Chad Brown cashed over $3.6 million in live earnings and reached nine World Series of Poker final tables, but he was more widely known in the poker community for his good spirited nature and personality, even while he battled liposarcoma, a rare cancer that eventually took his life at the age of 52 on July 2, 2014.
An actor turned poker presenter and professional, the so-called “Nicest Guy in the Game” served as host of the Ultimate Poker Challenge for the show’s first three seasons, and those who knew him are once again coming together to raise money in his honor.
The funds that will be raised will be for the TJ Martell Foundation, an organization that focuses on leukemia, cancer, and AIDS research.
2nd Annual Chad Brown Memorial
The poker tournament will kick off on July 2nd, the one-year anniversary of his passing, at Planet Hollywood in Las Vegas with Maria Ho serving as the event’s host.

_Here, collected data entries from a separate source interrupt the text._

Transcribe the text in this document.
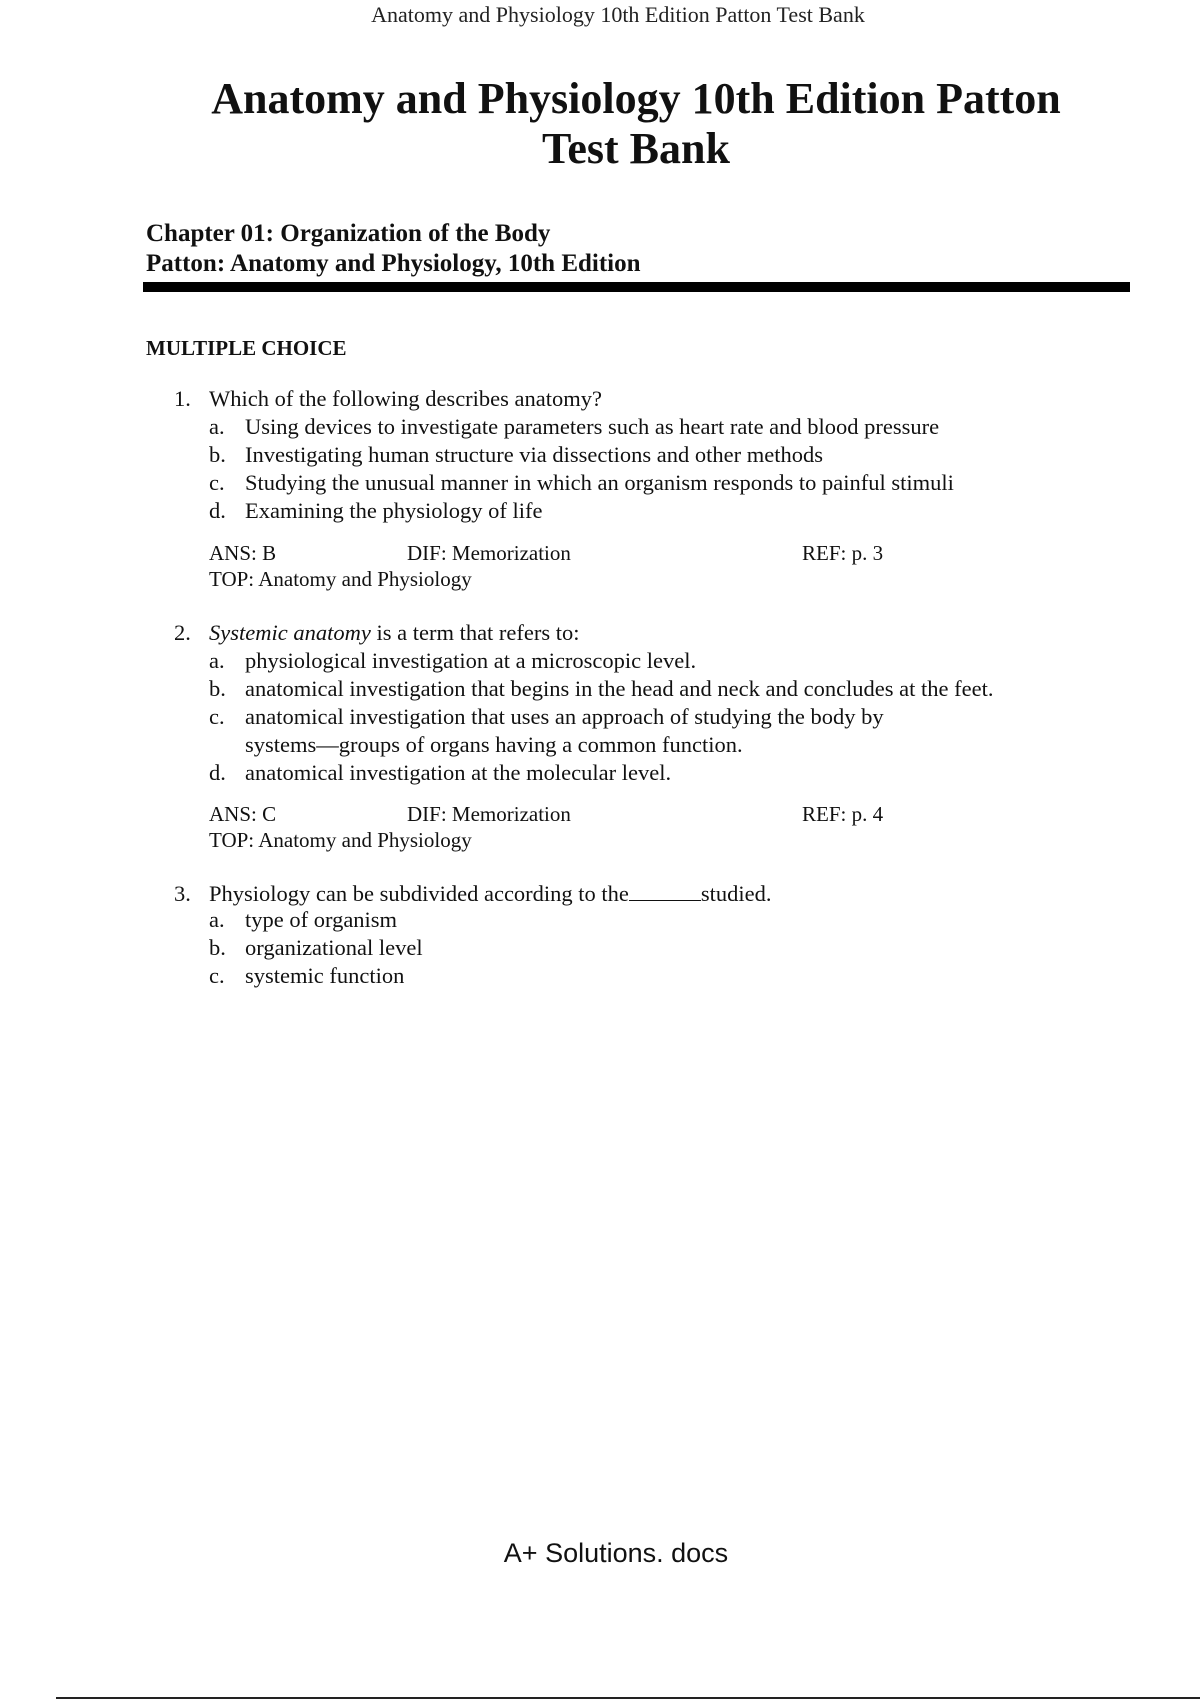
Anatomy and Physiology 10th Edition Patton Test Bank
Anatomy and Physiology 10th Edition Patton
Test Bank
Chapter 01: Organization of the Body
Patton: Anatomy and Physiology, 10th Edition
MULTIPLE CHOICE
1. Which of the following describes anatomy?
a. Using devices to investigate parameters such as heart rate and blood pressure
b. Investigating human structure via dissections and other methods
c. Studying the unusual manner in which an organism responds to painful stimuli
d. Examining the physiology of life
ANS: B	DIF: Memorization	REF: p. 3
TOP: Anatomy and Physiology
2. Systemic anatomy is a term that refers to:
a. physiological investigation at a microscopic level.
b. anatomical investigation that begins in the head and neck and concludes at the feet.
c. anatomical investigation that uses an approach of studying the body by
systems—groups of organs having a common function.
d. anatomical investigation at the molecular level.
ANS: C	DIF: Memorization	REF: p. 4
TOP: Anatomy and Physiology
3. Physiology can be subdivided according to the	studied.
a. type of organism
b. organizational level
c. systemic function
A+ Solutions. docs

A 6:00 PM cocktail reception will precede the 7:00 PM cards in the air kickoff.
“This annual event will always be a celebration of Chad’s life,” Ho said. “Chad touched so many so deeply and this is a way to keep his memory alive.”

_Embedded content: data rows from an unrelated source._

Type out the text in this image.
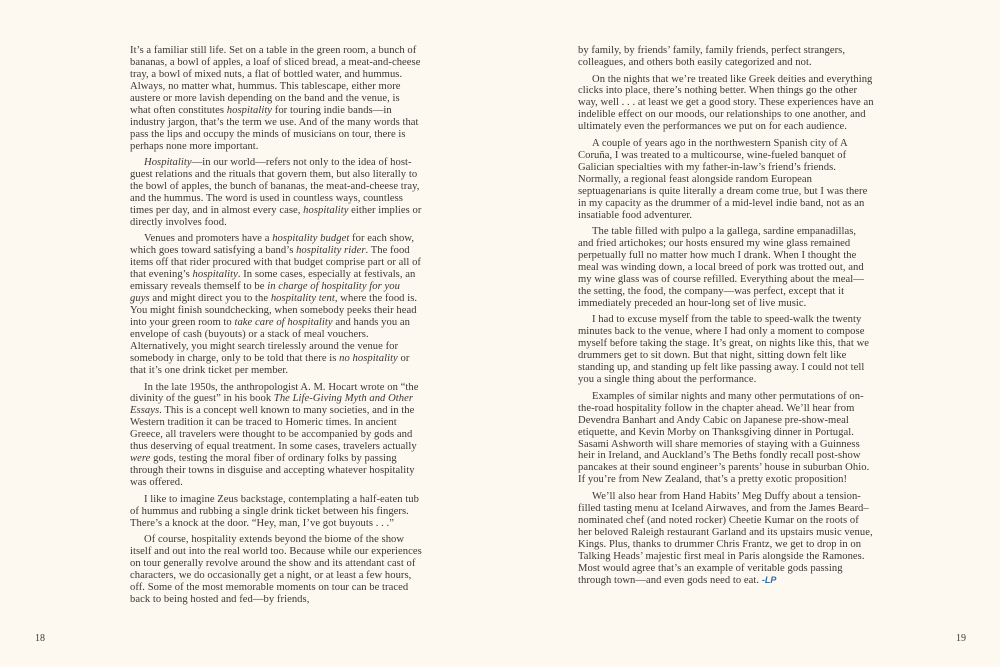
It’s a familiar still life. Set on a table in the green room, a bunch of bananas, a bowl of apples, a loaf of sliced bread, a meat-and-cheese tray, a bowl of mixed nuts, a flat of bottled water, and hummus. Always, no matter what, hummus. This tablescape, either more austere or more lavish depending on the band and the venue, is what often constitutes hospitality for touring indie bands—in industry jargon, that’s the term we use. And of the many words that pass the lips and occupy the minds of musicians on tour, there is perhaps none more important.

Hospitality—in our world—refers not only to the idea of host-guest relations and the rituals that govern them, but also literally to the bowl of apples, the bunch of bananas, the meat-and-cheese tray, and the hummus. The word is used in countless ways, countless times per day, and in almost every case, hospitality either implies or directly involves food.

Venues and promoters have a hospitality budget for each show, which goes toward satisfying a band’s hospitality rider. The food items off that rider procured with that budget comprise part or all of that evening’s hospitality. In some cases, especially at festivals, an emissary reveals themself to be in charge of hospitality for you guys and might direct you to the hospitality tent, where the food is. You might finish soundchecking, when somebody peeks their head into your green room to take care of hospitality and hands you an envelope of cash (buyouts) or a stack of meal vouchers. Alternatively, you might search tirelessly around the venue for somebody in charge, only to be told that there is no hospitality or that it’s one drink ticket per member.

In the late 1950s, the anthropologist A. M. Hocart wrote on “the divinity of the guest” in his book The Life-Giving Myth and Other Essays. This is a concept well known to many societies, and in the Western tradition it can be traced to Homeric times. In ancient Greece, all travelers were thought to be accompanied by gods and thus deserving of equal treatment. In some cases, travelers actually were gods, testing the moral fiber of ordinary folks by passing through their towns in disguise and accepting whatever hospitality was offered.

I like to imagine Zeus backstage, contemplating a half-eaten tub of hummus and rubbing a single drink ticket between his fingers. There’s a knock at the door. “Hey, man, I’ve got buyouts . . .”

Of course, hospitality extends beyond the biome of the show itself and out into the real world too. Because while our experiences on tour generally revolve around the show and its attendant cast of characters, we do occasionally get a night, or at least a few hours, off. Some of the most memorable moments on tour can be traced back to being hosted and fed—by friends,

18

by family, by friends’ family, family friends, perfect strangers, colleagues, and others both easily categorized and not.

On the nights that we’re treated like Greek deities and everything clicks into place, there’s nothing better. When things go the other way, well . . . at least we get a good story. These experiences have an indelible effect on our moods, our relationships to one another, and ultimately even the performances we put on for each audience.

A couple of years ago in the northwestern Spanish city of A Coruña, I was treated to a multicourse, wine-fueled banquet of Galician specialties with my father-in-law’s friend’s friends. Normally, a regional feast alongside random European septuagenarians is quite literally a dream come true, but I was there in my capacity as the drummer of a mid-level indie band, not as an insatiable food adventurer.

The table filled with pulpo a la gallega, sardine empanadillas, and fried artichokes; our hosts ensured my wine glass remained perpetually full no matter how much I drank. When I thought the meal was winding down, a local breed of pork was trotted out, and my wine glass was of course refilled. Everything about the meal—the setting, the food, the company—was perfect, except that it immediately preceded an hour-long set of live music.

I had to excuse myself from the table to speed-walk the twenty minutes back to the venue, where I had only a moment to compose myself before taking the stage. It’s great, on nights like this, that we drummers get to sit down. But that night, sitting down felt like standing up, and standing up felt like passing away. I could not tell you a single thing about the performance.

Examples of similar nights and many other permutations of on-the-road hospitality follow in the chapter ahead. We’ll hear from Devendra Banhart and Andy Cabic on Japanese pre-show-meal etiquette, and Kevin Morby on Thanksgiving dinner in Portugal. Sasami Ashworth will share memories of staying with a Guinness heir in Ireland, and Auckland’s The Beths fondly recall post-show pancakes at their sound engineer’s parents’ house in suburban Ohio. If you’re from New Zealand, that’s a pretty exotic proposition!

We’ll also hear from Hand Habits’ Meg Duffy about a tension-filled tasting menu at Iceland Airwaves, and from the James Beard–nominated chef (and noted rocker) Cheetie Kumar on the roots of her beloved Raleigh restaurant Garland and its upstairs music venue, Kings. Plus, thanks to drummer Chris Frantz, we get to drop in on Talking Heads’ majestic first meal in Paris alongside the Ramones. Most would agree that’s an example of veritable gods passing through town—and even gods need to eat. -LP

19
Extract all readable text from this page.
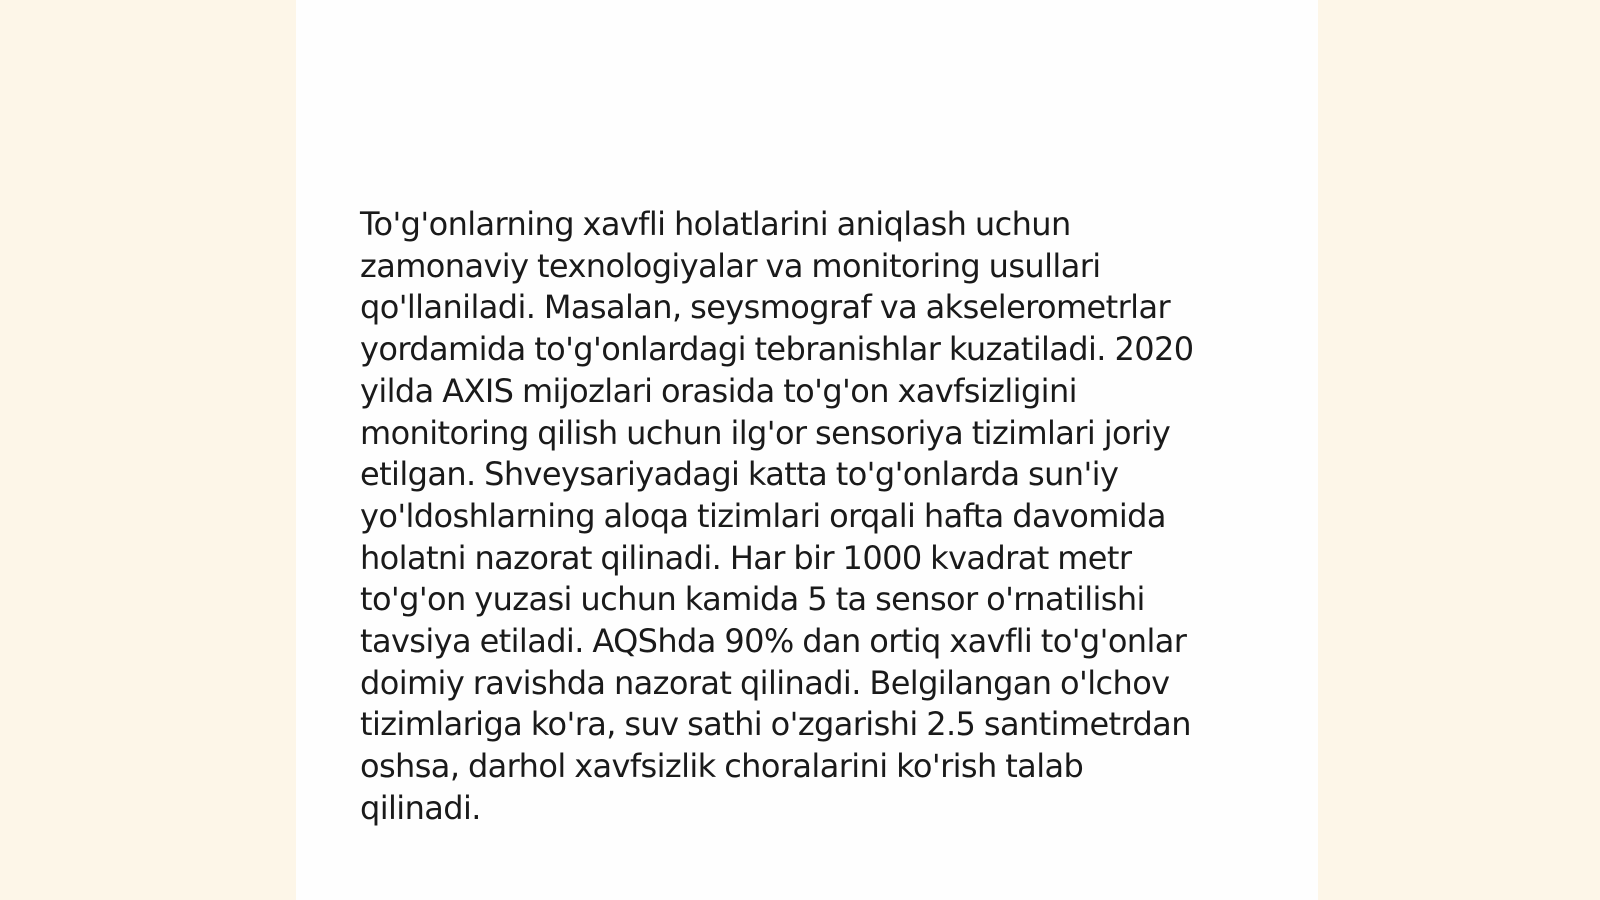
To'g'onlarning xavfli holatlarini aniqlash uchun
zamonaviy texnologiyalar va monitoring usullari
qo'llaniladi. Masalan, seysmograf va akselerometrlar
yordamida to'g'onlardagi tebranishlar kuzatiladi. 2020
yilda AXIS mijozlari orasida to'g'on xavfsizligini
monitoring qilish uchun ilg'or sensoriya tizimlari joriy
etilgan. Shveysariyadagi katta to'g'onlarda sun'iy
yo'ldoshlarning aloqa tizimlari orqali hafta davomida
holatni nazorat qilinadi. Har bir 1000 kvadrat metr
to'g'on yuzasi uchun kamida 5 ta sensor o'rnatilishi
tavsiya etiladi. AQShda 90% dan ortiq xavfli to'g'onlar
doimiy ravishda nazorat qilinadi. Belgilangan o'lchov
tizimlariga ko'ra, suv sathi o'zgarishi 2.5 santimetrdan
oshsa, darhol xavfsizlik choralarini ko'rish talab
qilinadi.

$200 of the $240 buy-in will be split 50/50 between the prize pool and TJ Martell Foundation, though all rebuys and ad-ons will be 100 percent donations directed to the charity.
Additional prizes including a seat at the 2015 WSOP Main Event and free entries into World Poker Tour and Heartland Poker Tour events will be awarded.
Last year’s inaugural tournament raised more than $71,000 for the fight and was attended by many of the game’s most notable stars and friends of Brown’s including Phil Hellmuth, Victor Ramdin, and Robert Mizrachi.
“We are very proud of the association with the Chad Brown Memorial Poker Tournament and Planet Hollywood,” Laura Heatherly, TJ Martell Foundation CEO said. “Presently, besides our other cancer research programs, we are supporting cutting-edge sarcoma research at flagship hospitals in the United States.”
Cancer Sucks
While 52 is certainly way too young, TJ Martell wasn’t nearly as fortunate.
The foundation for which the poker tournament will raise money is the result of a father’s promise, Tony Martell.
Two years before his death in 1975, TJ asked his father to raise $1 million for cancer research so “no one else will have to experience what I am going through.” TJ battled leukemia for six years, but he eventually succumbed to the disease at the young age of 19.
Tony lived up to his promise of raising $1 million 270-fold.
To date, the TJ Martell Foundation has raised over $270 million, using those funds to aid in cancer research at leading hospitals around the country including MD Anderson Cancer Center, the Mayo Clinic, and the Children’s Hospital Los Angeles, among others.
“We look forward to the day when we can conquer this devastating disease,” Heatherly said. And a world without cancer is certainly something every human being desires, so good on poker for helping get these critical foundations and research programs one step closer to their ultimate goal.